Idaho’s virtual charter schools have 20 percent graduation rate

BOISE – Idaho officials troubled by news that the state’s high school graduation rate is much lower than previously thought have identified where the problem is occurring: at the state’s “virtual” charter schools and alternative schools.

The graduation rate for Idaho’s state-authorized virtual charter schools is just 20 percent. For alternative schools in Idaho school districts, which serve students at risk for educational failure in regular junior high or high schools, the graduation rate is 36 percent, the state Board of Education reported to lawmakers.

“The bad news is that alternative schools and virtual schools have very low graduation rates, which drag down the overall state average,” Board of Education President Don Soltman told lawmakers Monday. “The good news is that for students attending regular schools or charter schools … actually 88 percent and 91 percent” graduate.

“This analysis provides the board direction to investigate strategies to help these low-graduating populations improve,” Soltman told the Legislature’s joint budget committee, kicking off a week of education budget hearings.

Students in virtual charter schools receive their education online, rather than in person. Idaho authorizes and pays for an array of them as options for families.

Some of Idaho’s state-authorized virtual charter schools specifically target at-risk, minority or underserved students, and some were set up locally. The largest, Idaho Virtual Academy, uses a curriculum developed by a national, for-profit education company and targets the general population. That virtual charter school has 2,237 Idaho students, according to the state Department of Education.

Kelly Edginton, head of school for the Idaho Virtual Academy, issued a statement Wednesday questioning the methodology behind the graduation rates. He said the rates don’t take into account the virtual schools’ high rate of transfer students who start out already behind on credits when they enter the schools, and said among the minority of students who remain at the IVA for all four years of high school, 90 percent graduate on time.

Sen.
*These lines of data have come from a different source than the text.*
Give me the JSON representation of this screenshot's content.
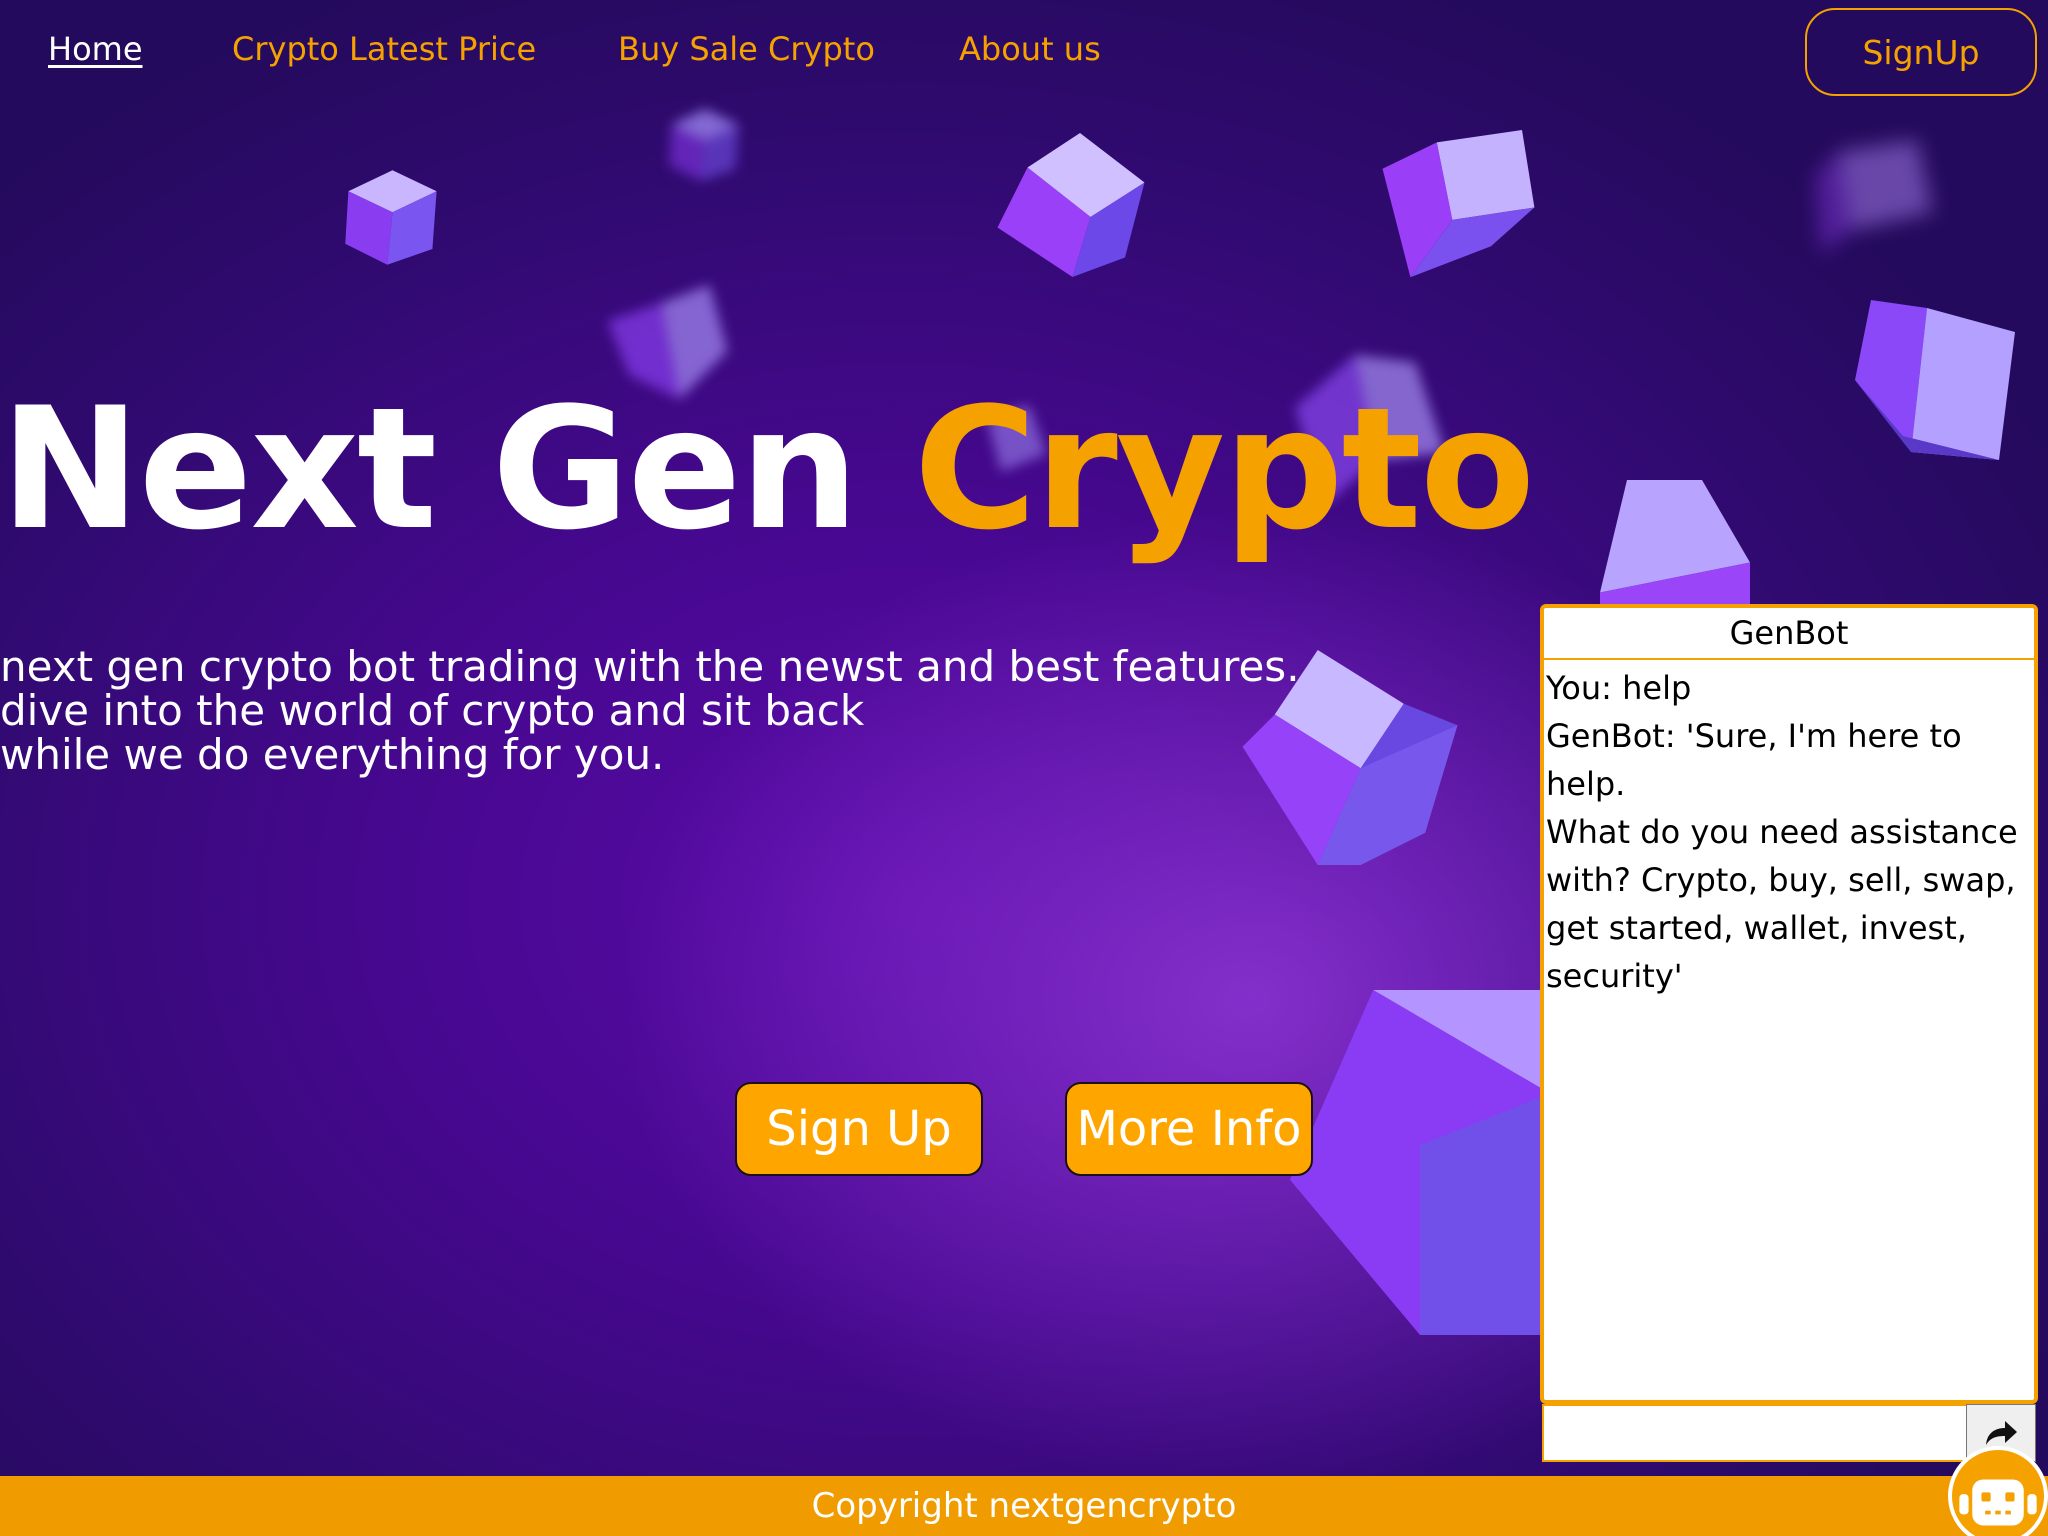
{
  "nav": {
    "items": [
      {
        "label": "Home",
        "active": true
      },
      {
        "label": "Crypto Latest Price",
        "active": false
      },
      {
        "label": "Buy Sale Crypto",
        "active": false
      },
      {
        "label": "About us",
        "active": false
      }
    ],
    "signup_label": "SignUp"
  },
  "hero": {
    "title_main": "Next Gen",
    "title_accent": "Crypto",
    "subtitle_lines": [
      "next gen crypto bot trading with the newst and best features.",
      "dive into the world of crypto and sit back",
      "while we do everything for you."
    ],
    "signup_button": "Sign Up",
    "more_info_button": "More Info"
  },
  "chat": {
    "title": "GenBot",
    "messages": [
      "You: help",
      "GenBot: 'Sure, I'm here to help.",
      "What do you need assistance",
      "with? Crypto, buy, sell, swap,",
      "get started, wallet, invest,",
      "security'"
    ],
    "input_value": "",
    "input_placeholder": "",
    "send_icon": "share-arrow-icon",
    "launcher_icon": "robot-icon"
  },
  "footer": {
    "text": "Copyright nextgencrypto"
  },
  "colors": {
    "accent": "#f5a100",
    "background_dark": "#2a0a66",
    "background_mid": "#5a0aa8",
    "text_light": "#ffffff"
  }
}
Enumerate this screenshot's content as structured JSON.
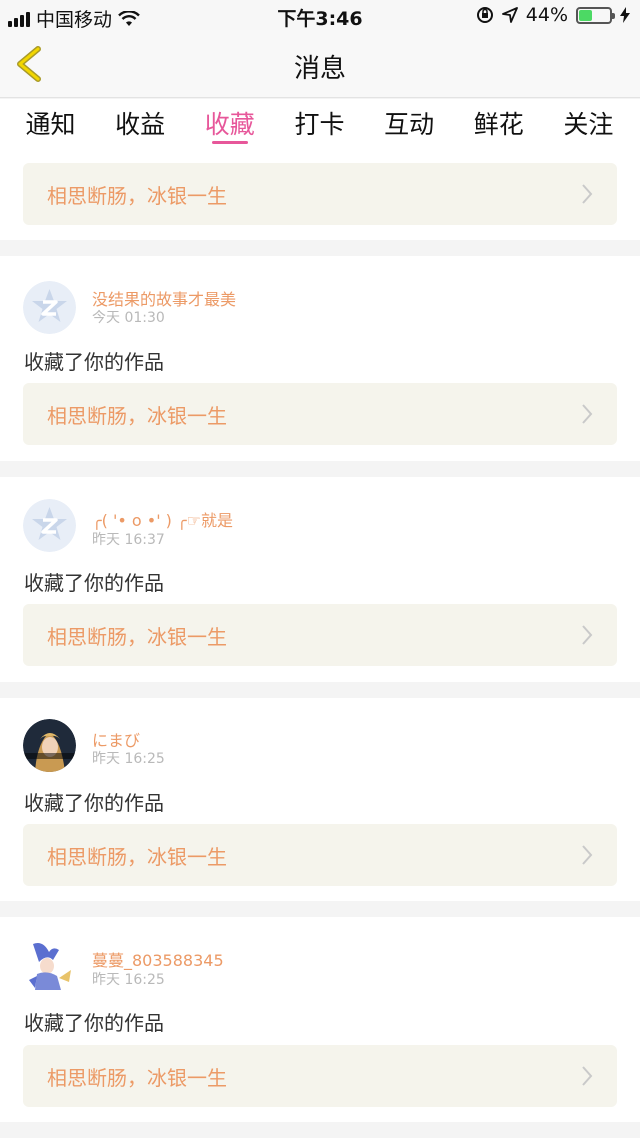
{
  "status_bar": {
    "carrier": "中国移动",
    "time": "下午3:46",
    "battery": "44%",
    "battery_level": 0.44
  },
  "nav": {
    "title": "消息"
  },
  "tabs": [
    {
      "label": "通知"
    },
    {
      "label": "收益"
    },
    {
      "label": "收藏",
      "active": true
    },
    {
      "label": "打卡"
    },
    {
      "label": "互动"
    },
    {
      "label": "鲜花"
    },
    {
      "label": "关注"
    }
  ],
  "top_card": {
    "work": "相思断肠，冰银一生"
  },
  "messages": [
    {
      "user": "没结果的故事才最美",
      "time": "今天 01:30",
      "action": "收藏了你的作品",
      "work": "相思断肠，冰银一生",
      "avatar": "default-avatar-icon"
    },
    {
      "user": "╭( '• o •' ) ╭☞就是",
      "time": "昨天 16:37",
      "action": "收藏了你的作品",
      "work": "相思断肠，冰银一生",
      "avatar": "default-avatar-icon"
    },
    {
      "user": "にまび",
      "time": "昨天 16:25",
      "action": "收藏了你的作品",
      "work": "相思断肠，冰银一生",
      "avatar": "photo-avatar-dark"
    },
    {
      "user": "蔓蔓_803588345",
      "time": "昨天 16:25",
      "action": "收藏了你的作品",
      "work": "相思断肠，冰银一生",
      "avatar": "photo-avatar-anime"
    }
  ],
  "colors": {
    "accent": "#e7579a",
    "username": "#ec9a66",
    "work_bg": "#f5f4ec"
  }
}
Bob Nonini, R-Coeur d’Alene, a supporter of charter schools, called the low graduation rate for virtual charters “disheartening” and said, “It definitely needs to be looked into so it can be corrected, because it’s unacceptable.”

Idaho’s high school graduation rate for students in regular public schools is 88 percent. For students in brick-and-mortar charter schools, whether the charters are authorized by local school districts or the state, it’s 91 percent. Other types of schools within school districts have an 80 percent graduation rate, the board reported.

Idaho long had relied on figures showing the state’s high school graduation rate was high, at 83 percent or more, even as the percentage of students who go on to higher education lagged. But new federal reports that make the data comparable between states put Idaho at an overall graduation rate of just 77.3 percent, tying for 41st nationally.

Soltman said in his experience, virtual charter schools and alternative schools generally serve the same population.

“I applaud the work they do,” he said, in serving “the type of student that has not fared well in the public school system.”

Matt Freeman, executive director of the Office of the State Board of Education, said the board was keen to find out more about the new graduation rate numbers.

“The value of this data is that we’ve been able to identify the outliers that are dragging down our overall rates,” he said.